NOACs Pose Risk in Renal Disease Patients

TORONTO—Nephrologists should determine the estimated glomerular filtration rate (eGFR) at least twice a year for patients who have severely impaired renal function and who are prescribed one of the novel oral anticoagulants (NOACs) for a comorbid condition, a cardiologist advised.

Speaking at the Canadian Cardiovascular Congress, Jean Grégoire, MD, told listeners that NOACs are potentially dangerous in patients with renal failure because the medications are predominantly renally excreted and thus could accumulate and cause catastrophic bleeding.

Dr. Grégoire stressed the importance of this during a presentation of the results of a survey of 62 clinicians suggesting that some patients with an eGFR of below 30 mL/min/1.73 m2 are being prescribed NOACs.

“We have to emphasize the need to follow patients on NOACs more than patients on other medications, in order to avoid deleterious consequences,” said Dr. Grégoire, who was the principal investigator of survey and practices at the Montreal Cardiology Institute. “We have to be sure that the kidney function is stable and that other medications are not introduced that can reduce the renal function further.”

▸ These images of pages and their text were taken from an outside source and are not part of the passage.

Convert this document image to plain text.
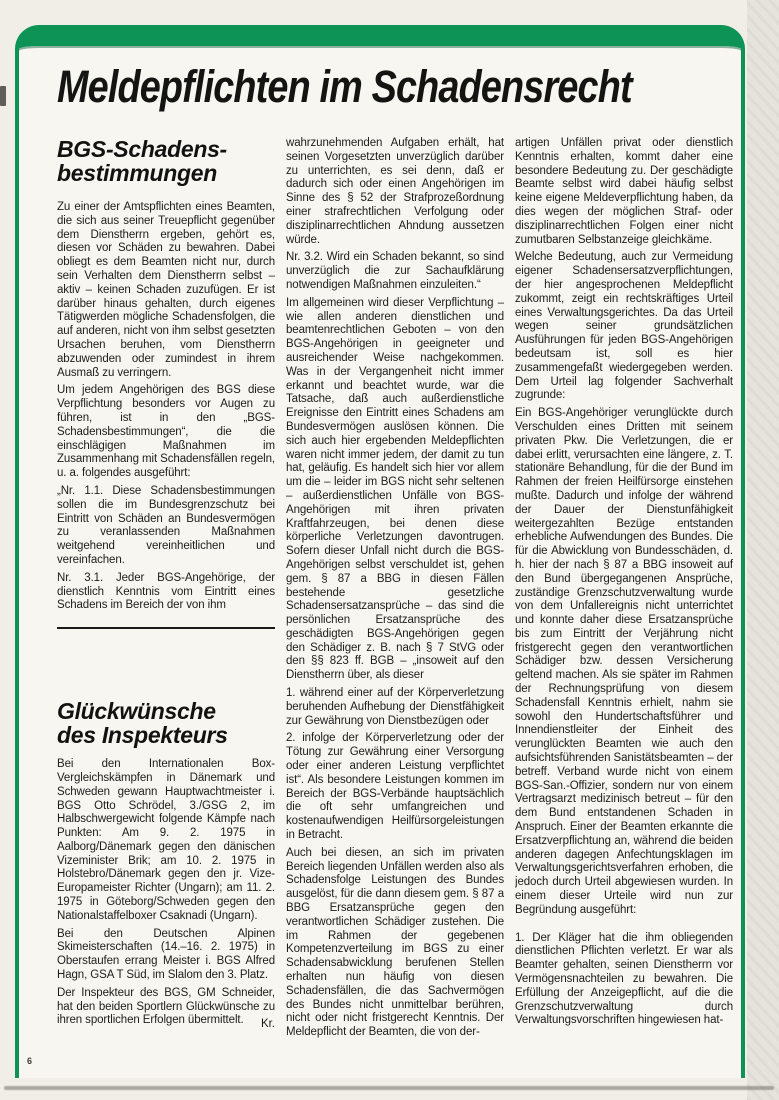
Meldepflichten im Schadensrecht
BGS-Schadens-
bestimmungen

Zu einer der Amtspflichten eines Beamten, die sich aus seiner Treuepflicht gegenüber dem Dienstherrn ergeben, gehört es, diesen vor Schäden zu bewahren. Dabei obliegt es dem Beamten nicht nur, durch sein Verhalten dem Dienstherrn selbst – aktiv – keinen Schaden zuzufügen. Er ist darüber hinaus gehalten, durch eigenes Tätigwerden mögliche Schadensfolgen, die auf anderen, nicht von ihm selbst gesetzten Ursachen beruhen, vom Dienstherrn abzuwenden oder zumindest in ihrem Ausmaß zu verringern.

Um jedem Angehörigen des BGS diese Verpflichtung besonders vor Augen zu führen, ist in den „BGS-Schadensbestimmungen“, die die einschlägigen Maßnahmen im Zusammenhang mit Schadensfällen regeln, u. a. folgendes ausgeführt:

„Nr. 1.1. Diese Schadensbestimmungen sollen die im Bundesgrenzschutz bei Eintritt von Schäden an Bundesvermögen zu veranlassenden Maßnahmen weitgehend vereinheitlichen und vereinfachen.

Nr. 3.1. Jeder BGS-Angehörige, der dienstlich Kenntnis vom Eintritt eines Schadens im Bereich der von ihm

Glückwünsche
des Inspekteurs

Bei den Internationalen Box-Vergleichskämpfen in Dänemark und Schweden gewann Hauptwachtmeister i. BGS Otto Schrödel, 3./GSG 2, im Halbschwergewicht folgende Kämpfe nach Punkten: Am 9. 2. 1975 in Aalborg/Dänemark gegen den dänischen Vizeminister Brik; am 10. 2. 1975 in Holstebro/Dänemark gegen den jr. Vize-Europameister Richter (Ungarn); am 11. 2. 1975 in Göteborg/Schweden gegen den Nationalstaffelboxer Csaknadi (Ungarn).

Bei den Deutschen Alpinen Skimeisterschaften (14.–16. 2. 1975) in Oberstaufen errang Meister i. BGS Alfred Hagn, GSA T Süd, im Slalom den 3. Platz.

Der Inspekteur des BGS, GM Schneider, hat den beiden Sportlern Glückwünsche zu ihren sportlichen Erfolgen übermittelt.	Kr.

wahrzunehmenden Aufgaben erhält, hat seinen Vorgesetzten unverzüglich darüber zu unterrichten, es sei denn, daß er dadurch sich oder einen Angehörigen im Sinne des § 52 der Strafprozeßordnung einer strafrechtlichen Verfolgung oder disziplinarrechtlichen Ahndung aussetzen würde.

Nr. 3.2. Wird ein Schaden bekannt, so sind unverzüglich die zur Sachaufklärung notwendigen Maßnahmen einzuleiten.“

Im allgemeinen wird dieser Verpflichtung – wie allen anderen dienstlichen und beamtenrechtlichen Geboten – von den BGS-Angehörigen in geeigneter und ausreichender Weise nachgekommen. Was in der Vergangenheit nicht immer erkannt und beachtet wurde, war die Tatsache, daß auch außerdienstliche Ereignisse den Eintritt eines Schadens am Bundesvermögen auslösen können. Die sich auch hier ergebenden Meldepflichten waren nicht immer jedem, der damit zu tun hat, geläufig. Es handelt sich hier vor allem um die – leider im BGS nicht sehr seltenen – außerdienstlichen Unfälle von BGS-Angehörigen mit ihren privaten Kraftfahrzeugen, bei denen diese körperliche Verletzungen davontrugen. Sofern dieser Unfall nicht durch die BGS-Angehörigen selbst verschuldet ist, gehen gem. § 87 a BBG in diesen Fällen bestehende gesetzliche Schadensersatzansprüche – das sind die persönlichen Ersatzansprüche des geschädigten BGS-Angehörigen gegen den Schädiger z. B. nach § 7 StVG oder den §§ 823 ff. BGB – „insoweit auf den Dienstherrn über, als dieser

1. während einer auf der Körperverletzung beruhenden Aufhebung der Dienstfähigkeit zur Gewährung von Dienstbezügen oder

2. infolge der Körperverletzung oder der Tötung zur Gewährung einer Versorgung oder einer anderen Leistung verpflichtet ist“. Als besondere Leistungen kommen im Bereich der BGS-Verbände hauptsächlich die oft sehr umfangreichen und kostenaufwendigen Heilfürsorgeleistungen in Betracht.

Auch bei diesen, an sich im privaten Bereich liegenden Unfällen werden also als Schadensfolge Leistungen des Bundes ausgelöst, für die dann diesem gem. § 87 a BBG Ersatzansprüche gegen den verantwortlichen Schädiger zustehen. Die im Rahmen der gegebenen Kompetenzverteilung im BGS zu einer Schadensabwicklung berufenen Stellen erhalten nun häufig von diesen Schadensfällen, die das Sachvermögen des Bundes nicht unmittelbar berühren, nicht oder nicht fristgerecht Kenntnis. Der Meldepflicht der Beamten, die von der-

artigen Unfällen privat oder dienstlich Kenntnis erhalten, kommt daher eine besondere Bedeutung zu. Der geschädigte Beamte selbst wird dabei häufig selbst keine eigene Meldeverpflichtung haben, da dies wegen der möglichen Straf- oder disziplinarrechtlichen Folgen einer nicht zumutbaren Selbstanzeige gleichkäme.

Welche Bedeutung, auch zur Vermeidung eigener Schadensersatzverpflichtungen, der hier angesprochenen Meldepflicht zukommt, zeigt ein rechtskräftiges Urteil eines Verwaltungsgerichtes. Da das Urteil wegen seiner grundsätzlichen Ausführungen für jeden BGS-Angehörigen bedeutsam ist, soll es hier zusammengefaßt wiedergegeben werden. Dem Urteil lag folgender Sachverhalt zugrunde:

Ein BGS-Angehöriger verunglückte durch Verschulden eines Dritten mit seinem privaten Pkw. Die Verletzungen, die er dabei erlitt, verursachten eine längere, z. T. stationäre Behandlung, für die der Bund im Rahmen der freien Heilfürsorge einstehen mußte. Dadurch und infolge der während der Dauer der Dienstunfähigkeit weitergezahlten Bezüge entstanden erhebliche Aufwendungen des Bundes. Die für die Abwicklung von Bundesschäden, d. h. hier der nach § 87 a BBG insoweit auf den Bund übergegangenen Ansprüche, zuständige Grenzschutzverwaltung wurde von dem Unfallereignis nicht unterrichtet und konnte daher diese Ersatzansprüche bis zum Eintritt der Verjährung nicht fristgerecht gegen den verantwortlichen Schädiger bzw. dessen Versicherung geltend machen. Als sie später im Rahmen der Rechnungsprüfung von diesem Schadensfall Kenntnis erhielt, nahm sie sowohl den Hundertschaftsführer und Innendienstleiter der Einheit des verunglückten Beamten wie auch den aufsichtsführenden Sanistätsbeamten – der betreff. Verband wurde nicht von einem BGS-San.-Offizier, sondern nur von einem Vertragsarzt medizinisch betreut – für den dem Bund entstandenen Schaden in Anspruch. Einer der Beamten erkannte die Ersatzverpflichtung an, während die beiden anderen dagegen Anfechtungsklagen im Verwaltungsgerichtsverfahren erhoben, die jedoch durch Urteil abgewiesen wurden. In einem dieser Urteile wird nun zur Begründung ausgeführt:

1. Der Kläger hat die ihm obliegenden dienstlichen Pflichten verletzt. Er war als Beamter gehalten, seinen Dienstherrn vor Vermögensnachteilen zu bewahren. Die Erfüllung der Anzeigepflicht, auf die die Grenzschutzverwaltung durch Verwaltungsvorschriften hingewiesen hat-

6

The FDA announced in December 2011 that its officials are evaluating reports of serious bleeding events in patients taking the NOAC dabigatran, some of whom had compromised renal function. The agency, however, has not yet followed the lead of Health Canada, which in March 2012 changed its recommendations to stipulate that renal function should be assessed in all patients prior to being given dabigatran, and that the medication should not be given to those with a creatinine clearance below 30 mL/min.

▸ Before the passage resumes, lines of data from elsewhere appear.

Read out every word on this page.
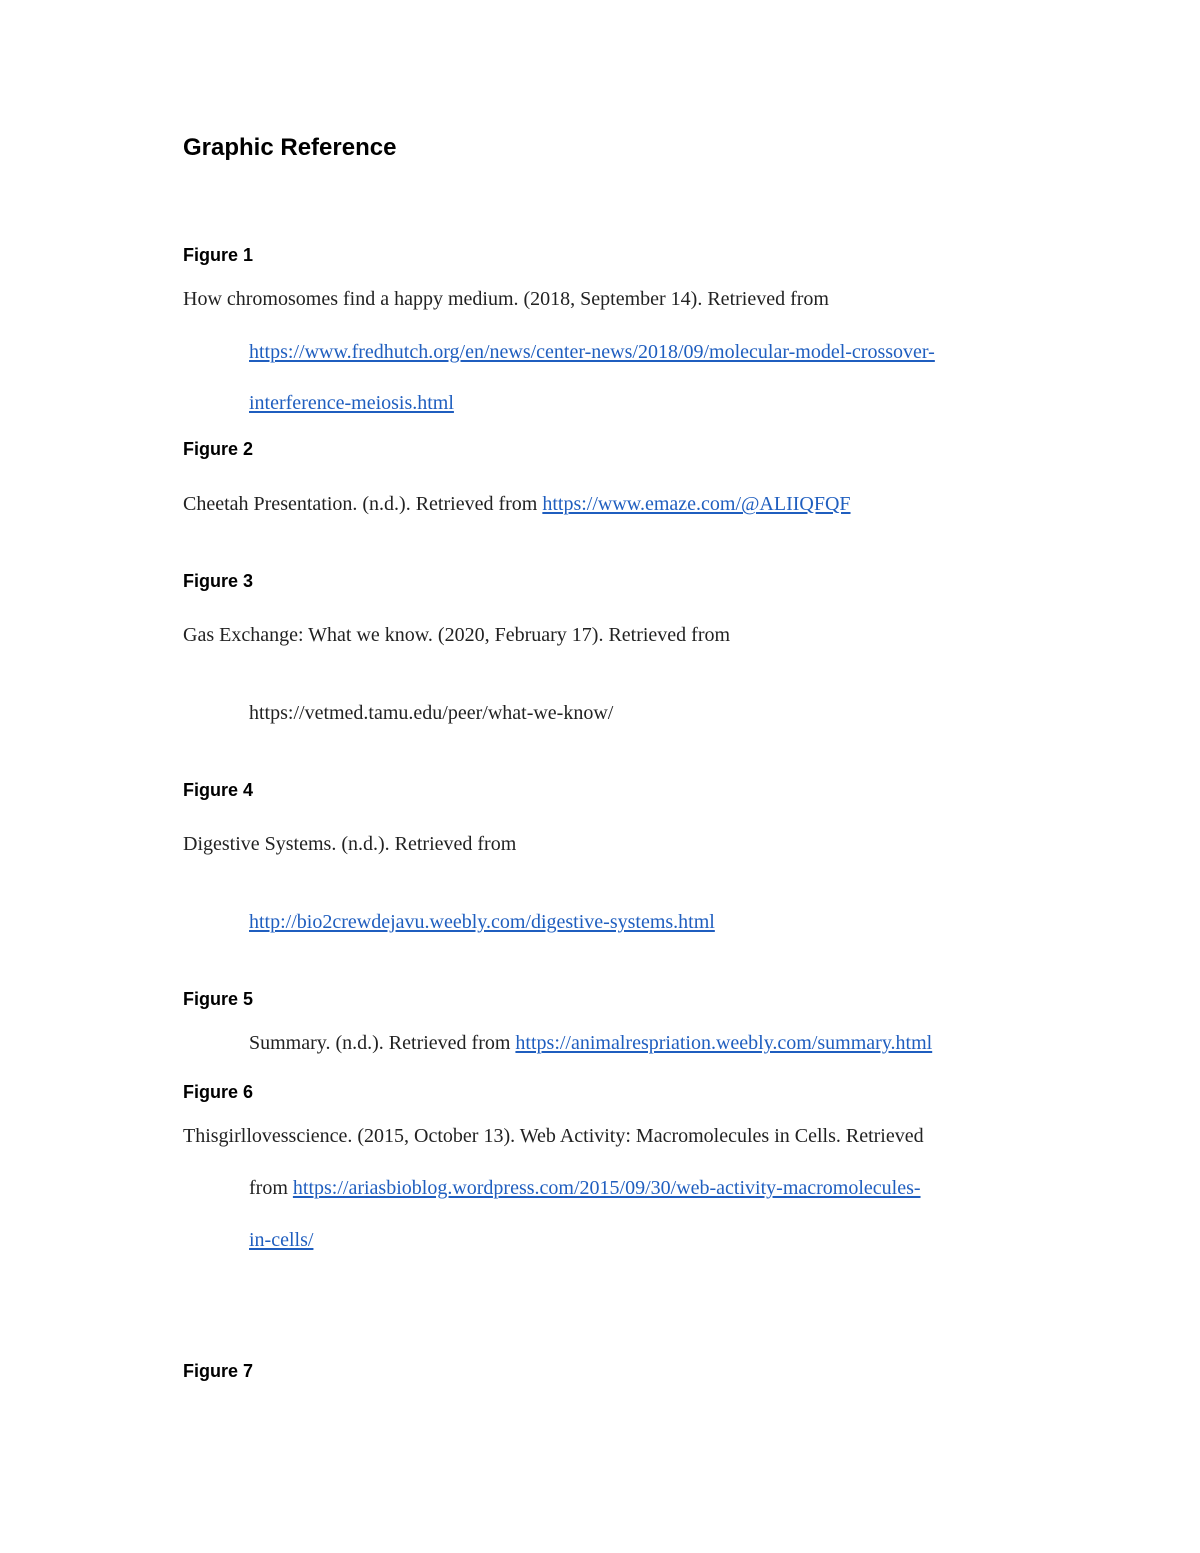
Graphic Reference
Figure 1
How chromosomes find a happy medium. (2018, September 14). Retrieved from
https://www.fredhutch.org/en/news/center-news/2018/09/molecular-model-crossover-
interference-meiosis.html
Figure 2
Cheetah Presentation. (n.d.). Retrieved from https://www.emaze.com/@ALIIQFQF
Figure 3
Gas Exchange: What we know. (2020, February 17). Retrieved from
https://vetmed.tamu.edu/peer/what-we-know/
Figure 4
Digestive Systems. (n.d.). Retrieved from
http://bio2crewdejavu.weebly.com/digestive-systems.html
Figure 5
Summary. (n.d.). Retrieved from https://animalrespriation.weebly.com/summary.html
Figure 6
Thisgirllovesscience. (2015, October 13). Web Activity: Macromolecules in Cells. Retrieved
from https://ariasbioblog.wordpress.com/2015/09/30/web-activity-macromolecules-
in-cells/
Figure 7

Dr. Grégoire and his colleagues conducted the survey (the Physician Practice Assessment—Stroke Prevention & Atrial Fibrillation Evaluation) because they suspected many physicians are not aware of, or are not compliant with, these new recommendations. Furthermore, many physicians rely on serum creatinine rather than eGFR to assess kidney function, despite eGFR being a better overall index of renal function, Dr. Grégoire noted.

The researchers administered the survey to 42 family physicians and 20 specialists including cardiologists, internists, and neurologists between May and August 2011. The survey questionnaire asked about their perceptions about their current management of atrial fibrillation and stroke risk. Each physician also answered questions after completing visits with approximately 15 atrial fibrillation patients. In total, the investigators gathered data from 663 patient visits.

The patients' mean age was 74 years and 52.9% were male. In all, 75.6% had hypertension, 54.4% had dyslipidemia, 37.3% had coronary artery disease, and 31.7% had diabetes. In addition, 53% had an eGFR of above 60; 41% of patients over age 80 years had an eGFR of 30-60.

Older patients were less likely to be taking anticoagulant medication, with 18% of those aged 65 years or under taking no anticoagulants compared with 24% of patients aged 66-80 years and 44% of those 80 years of age or older.

Some patients with compromised renal function were taking anticoagulants. Fifty of those with an eGFR of 60 or lower were taking dabigatran and approximately twice as many were taking warfarin.